Lack of staff, increased bureaucracy and organisational chaos are the three reasons given by national newspaper Diário de Notícias for the “near collapse” of Portugal’s much-lauded Golden Visa programme.
In the hands of borders’ agency SEF, the programme has been responsible for revitalising the nation’s property market and seeing millions of euros worth of business flooding into the country – but since the disgrace of a high-level corruption probe, its pace has slackened to the point that now over €3 billion in potential business has been “gummed up in the works”.
“It corresponds to over 7,000 visa requests,” explains DN, as most of them refer to property deals – none of which come in at less than half a million euros.
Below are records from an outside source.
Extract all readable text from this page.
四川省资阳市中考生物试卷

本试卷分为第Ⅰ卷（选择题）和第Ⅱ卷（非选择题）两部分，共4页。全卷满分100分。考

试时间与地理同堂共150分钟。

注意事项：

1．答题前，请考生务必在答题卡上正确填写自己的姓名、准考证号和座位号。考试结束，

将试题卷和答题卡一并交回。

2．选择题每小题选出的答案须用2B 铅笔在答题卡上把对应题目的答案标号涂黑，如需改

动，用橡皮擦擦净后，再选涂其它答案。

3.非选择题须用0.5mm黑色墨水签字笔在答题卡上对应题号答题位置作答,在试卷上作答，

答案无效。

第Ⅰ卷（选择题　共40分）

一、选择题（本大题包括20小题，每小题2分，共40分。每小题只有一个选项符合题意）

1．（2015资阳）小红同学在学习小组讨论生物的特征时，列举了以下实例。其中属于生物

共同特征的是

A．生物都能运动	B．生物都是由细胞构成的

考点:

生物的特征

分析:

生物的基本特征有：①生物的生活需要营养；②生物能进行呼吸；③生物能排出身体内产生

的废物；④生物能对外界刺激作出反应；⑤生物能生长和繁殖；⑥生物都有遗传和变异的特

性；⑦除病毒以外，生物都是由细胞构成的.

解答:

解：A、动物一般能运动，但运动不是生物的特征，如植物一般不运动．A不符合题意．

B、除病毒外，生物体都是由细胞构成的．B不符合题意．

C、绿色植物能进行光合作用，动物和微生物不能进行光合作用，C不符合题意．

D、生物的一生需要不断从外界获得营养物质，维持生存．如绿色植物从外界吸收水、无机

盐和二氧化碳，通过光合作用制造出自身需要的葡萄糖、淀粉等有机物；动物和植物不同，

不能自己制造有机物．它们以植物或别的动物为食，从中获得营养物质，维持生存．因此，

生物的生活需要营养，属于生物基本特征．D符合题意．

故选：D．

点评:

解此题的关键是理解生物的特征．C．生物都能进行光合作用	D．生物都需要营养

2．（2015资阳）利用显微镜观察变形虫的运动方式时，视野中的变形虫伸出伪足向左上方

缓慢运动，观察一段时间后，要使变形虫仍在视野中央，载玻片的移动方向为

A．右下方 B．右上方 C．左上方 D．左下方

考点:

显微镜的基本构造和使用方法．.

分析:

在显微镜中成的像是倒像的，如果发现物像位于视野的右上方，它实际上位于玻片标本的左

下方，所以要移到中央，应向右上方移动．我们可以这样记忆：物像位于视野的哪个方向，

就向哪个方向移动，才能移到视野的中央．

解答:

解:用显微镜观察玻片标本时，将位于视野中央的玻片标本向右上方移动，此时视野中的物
The collapse has also “spread contagion” to other situations, like visa and residency renewals, adds the paper.
Anyone wanting to renew a normal residency could now have to wait up to six months, something “that has never happened before”.
“Every day the call centre listens to the indignation of people who want to renew or request visas and hear how long they will have to wait,” a source told DN.
SEF has confirmed the backlog, saying it is hoping for “a reinforcement of staff, which has not yet been resolved” and explaining that much of it stemmed from tightened regulations following the police investigation dubbed “Operation Labyrinth” which is still gathering evidence.
To date, none of Labyrinth’s arguidos (suspects) have been charged, though the former head of Portugal’s notaries institute remains in preventive custody in jail.